Resolved, That the sympathy of the democratic party is heartily and earnestly extended to the soldiery of our army, who now are and have been in the field under the flag of their country, and in the event of our attaining power they will receive all the care, protection and regard that the brave soldiers of the republic have so nobly earned.

The democratic party proudly submits its platform of principles in the campaign of 1864 to the intelligent consideration of the voters of this nation, whether at home or in the field. It contains no word of buncombe; not a declaration which every patriot will not indorse or maintain. The resolutions sufficiently refute the vile calumnies which the minions of a corrupt administration have so industriously circulated against them. They breathe a spirit of pure and disinterested patriotism which those who persist in supporting Mr. Lincoln are not only incapable of rising to, but comprehending. They are for the whole country, from the first line to the last. They are for "liberty and Union, now and forever, one and inseparable." For the rights of white citizens, and the supremacy of those laws and that constitution which the administration now in power has so unscrupulously violated.

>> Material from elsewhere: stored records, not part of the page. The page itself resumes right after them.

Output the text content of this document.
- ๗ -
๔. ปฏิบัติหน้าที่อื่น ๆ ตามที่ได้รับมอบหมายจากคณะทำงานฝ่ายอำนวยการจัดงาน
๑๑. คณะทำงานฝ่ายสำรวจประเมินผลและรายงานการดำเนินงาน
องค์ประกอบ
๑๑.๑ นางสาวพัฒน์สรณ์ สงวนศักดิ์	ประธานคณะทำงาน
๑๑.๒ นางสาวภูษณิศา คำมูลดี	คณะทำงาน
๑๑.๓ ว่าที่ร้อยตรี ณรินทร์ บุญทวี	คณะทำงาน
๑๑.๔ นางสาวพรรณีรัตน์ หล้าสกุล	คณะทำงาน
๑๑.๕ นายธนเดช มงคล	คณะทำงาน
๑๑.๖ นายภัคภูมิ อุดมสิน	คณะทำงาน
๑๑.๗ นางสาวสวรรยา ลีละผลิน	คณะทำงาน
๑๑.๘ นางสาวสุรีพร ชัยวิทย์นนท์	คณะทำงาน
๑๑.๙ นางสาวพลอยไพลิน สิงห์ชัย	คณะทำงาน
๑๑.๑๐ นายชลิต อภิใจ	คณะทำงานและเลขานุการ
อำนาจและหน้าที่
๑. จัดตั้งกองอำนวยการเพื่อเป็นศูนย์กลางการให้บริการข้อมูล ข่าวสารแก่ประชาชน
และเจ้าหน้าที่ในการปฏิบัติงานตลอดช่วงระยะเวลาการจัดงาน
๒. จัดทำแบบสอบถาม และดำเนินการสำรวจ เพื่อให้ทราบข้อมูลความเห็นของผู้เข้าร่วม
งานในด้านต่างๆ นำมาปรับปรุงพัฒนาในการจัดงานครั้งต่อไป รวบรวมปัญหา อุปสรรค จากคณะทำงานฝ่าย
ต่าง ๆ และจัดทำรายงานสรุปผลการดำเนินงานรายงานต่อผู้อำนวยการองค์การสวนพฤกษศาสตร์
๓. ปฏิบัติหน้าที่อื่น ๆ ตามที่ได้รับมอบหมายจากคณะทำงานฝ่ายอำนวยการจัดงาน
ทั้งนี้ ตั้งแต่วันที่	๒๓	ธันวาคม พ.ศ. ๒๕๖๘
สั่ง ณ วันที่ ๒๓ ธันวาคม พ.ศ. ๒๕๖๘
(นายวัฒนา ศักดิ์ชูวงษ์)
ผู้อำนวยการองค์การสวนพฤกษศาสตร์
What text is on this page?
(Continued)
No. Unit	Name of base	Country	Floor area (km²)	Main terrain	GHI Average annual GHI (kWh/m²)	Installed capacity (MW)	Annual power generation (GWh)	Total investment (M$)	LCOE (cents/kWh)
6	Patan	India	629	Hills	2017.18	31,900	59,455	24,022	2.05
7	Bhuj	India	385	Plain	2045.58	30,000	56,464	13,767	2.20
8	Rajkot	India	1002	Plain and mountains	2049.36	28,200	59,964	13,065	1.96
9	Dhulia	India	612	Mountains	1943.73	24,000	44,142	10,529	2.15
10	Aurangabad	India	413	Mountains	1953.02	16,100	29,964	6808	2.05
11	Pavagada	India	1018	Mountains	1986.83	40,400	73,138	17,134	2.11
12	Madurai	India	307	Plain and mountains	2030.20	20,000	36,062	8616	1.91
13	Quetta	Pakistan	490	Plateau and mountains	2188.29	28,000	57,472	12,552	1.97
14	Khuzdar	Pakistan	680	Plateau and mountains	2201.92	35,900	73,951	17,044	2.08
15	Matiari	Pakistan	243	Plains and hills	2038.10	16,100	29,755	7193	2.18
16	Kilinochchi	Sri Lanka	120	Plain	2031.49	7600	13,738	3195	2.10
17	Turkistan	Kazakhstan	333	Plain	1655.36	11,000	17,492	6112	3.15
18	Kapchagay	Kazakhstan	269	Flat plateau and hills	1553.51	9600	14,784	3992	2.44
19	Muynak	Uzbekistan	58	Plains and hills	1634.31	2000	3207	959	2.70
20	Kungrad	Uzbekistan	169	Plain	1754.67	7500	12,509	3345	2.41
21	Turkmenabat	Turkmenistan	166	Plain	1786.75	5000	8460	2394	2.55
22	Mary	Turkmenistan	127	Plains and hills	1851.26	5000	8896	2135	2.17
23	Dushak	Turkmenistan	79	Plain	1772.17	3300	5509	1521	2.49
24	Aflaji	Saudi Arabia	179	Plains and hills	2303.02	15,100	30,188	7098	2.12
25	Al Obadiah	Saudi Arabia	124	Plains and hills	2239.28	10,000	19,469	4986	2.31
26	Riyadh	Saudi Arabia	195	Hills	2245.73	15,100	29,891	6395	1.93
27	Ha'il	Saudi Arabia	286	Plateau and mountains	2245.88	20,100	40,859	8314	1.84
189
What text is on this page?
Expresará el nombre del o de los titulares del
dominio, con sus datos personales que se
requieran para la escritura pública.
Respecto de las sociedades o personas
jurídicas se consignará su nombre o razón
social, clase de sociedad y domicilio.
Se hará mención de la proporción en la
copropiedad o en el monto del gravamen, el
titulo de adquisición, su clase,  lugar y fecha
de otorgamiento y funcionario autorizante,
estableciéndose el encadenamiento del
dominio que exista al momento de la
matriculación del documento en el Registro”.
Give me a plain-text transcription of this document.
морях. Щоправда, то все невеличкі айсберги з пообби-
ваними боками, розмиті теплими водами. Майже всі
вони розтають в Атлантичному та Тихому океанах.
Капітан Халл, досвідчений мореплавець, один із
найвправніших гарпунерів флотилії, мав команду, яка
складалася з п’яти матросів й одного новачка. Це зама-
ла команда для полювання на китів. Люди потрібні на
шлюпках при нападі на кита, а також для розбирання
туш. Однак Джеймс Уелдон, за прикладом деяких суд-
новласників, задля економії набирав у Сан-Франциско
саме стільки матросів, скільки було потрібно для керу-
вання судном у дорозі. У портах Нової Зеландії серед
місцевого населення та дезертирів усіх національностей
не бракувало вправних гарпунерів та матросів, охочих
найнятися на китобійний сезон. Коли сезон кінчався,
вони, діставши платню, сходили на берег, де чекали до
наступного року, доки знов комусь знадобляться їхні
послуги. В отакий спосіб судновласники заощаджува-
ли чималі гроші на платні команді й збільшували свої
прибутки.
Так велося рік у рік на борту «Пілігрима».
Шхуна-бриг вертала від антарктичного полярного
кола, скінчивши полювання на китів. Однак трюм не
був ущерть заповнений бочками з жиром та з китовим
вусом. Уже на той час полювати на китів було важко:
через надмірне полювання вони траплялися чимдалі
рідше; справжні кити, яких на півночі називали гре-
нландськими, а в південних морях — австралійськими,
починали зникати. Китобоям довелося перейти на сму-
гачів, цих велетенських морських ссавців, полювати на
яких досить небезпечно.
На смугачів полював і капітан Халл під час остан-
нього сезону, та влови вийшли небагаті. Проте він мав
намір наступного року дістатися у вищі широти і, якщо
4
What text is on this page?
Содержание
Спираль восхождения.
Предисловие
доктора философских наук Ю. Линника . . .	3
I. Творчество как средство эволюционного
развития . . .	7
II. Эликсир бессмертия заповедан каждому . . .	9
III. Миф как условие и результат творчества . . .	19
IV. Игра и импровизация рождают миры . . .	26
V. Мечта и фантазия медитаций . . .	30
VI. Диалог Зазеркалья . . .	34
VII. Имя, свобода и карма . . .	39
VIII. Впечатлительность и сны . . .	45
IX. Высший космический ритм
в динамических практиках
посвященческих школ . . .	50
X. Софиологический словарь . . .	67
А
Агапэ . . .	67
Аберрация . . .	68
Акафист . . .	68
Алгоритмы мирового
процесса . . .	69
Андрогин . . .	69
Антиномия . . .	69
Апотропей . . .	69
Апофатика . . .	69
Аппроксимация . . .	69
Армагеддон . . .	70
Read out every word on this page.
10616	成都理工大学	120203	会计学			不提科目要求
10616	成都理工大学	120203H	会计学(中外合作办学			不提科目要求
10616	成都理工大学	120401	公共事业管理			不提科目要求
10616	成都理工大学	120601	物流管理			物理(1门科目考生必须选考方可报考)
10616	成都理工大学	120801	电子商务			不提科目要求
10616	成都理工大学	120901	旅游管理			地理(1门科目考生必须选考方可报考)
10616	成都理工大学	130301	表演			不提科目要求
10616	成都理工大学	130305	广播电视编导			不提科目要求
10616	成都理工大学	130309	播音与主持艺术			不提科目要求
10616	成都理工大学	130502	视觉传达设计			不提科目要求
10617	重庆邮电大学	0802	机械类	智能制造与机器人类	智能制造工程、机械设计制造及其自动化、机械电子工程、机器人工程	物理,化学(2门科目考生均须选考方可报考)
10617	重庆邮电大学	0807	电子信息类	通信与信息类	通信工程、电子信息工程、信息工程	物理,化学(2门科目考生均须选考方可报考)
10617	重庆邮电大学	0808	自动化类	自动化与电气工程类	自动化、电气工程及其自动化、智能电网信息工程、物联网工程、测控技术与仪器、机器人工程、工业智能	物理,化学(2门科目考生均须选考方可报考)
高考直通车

The soldiers in camp will read these resolutions and wonder if they are the authoritative utterances of that party they have habitually heard of denounced as their bitter enemies, as "disloyal," as "rebel sympathizers" and disunionists; and their indignation against the atrocious calumniators who have clamored for abolition policies, and are now busily seeking to fill the army with black hirelings as their substitutes, because they are too cowardly to go themselves, will swell until it shall be difficult to restrain.

It is, then, with pleasure and with pride that we point to our platform for this campaign. Nothing more perfectly adapted to the present crisis in our national affairs could have been devised by man, and the people of this great country have just reason to thank the convention which rose above petty partisan considerations to the level of a broad and enlightened statesmanship.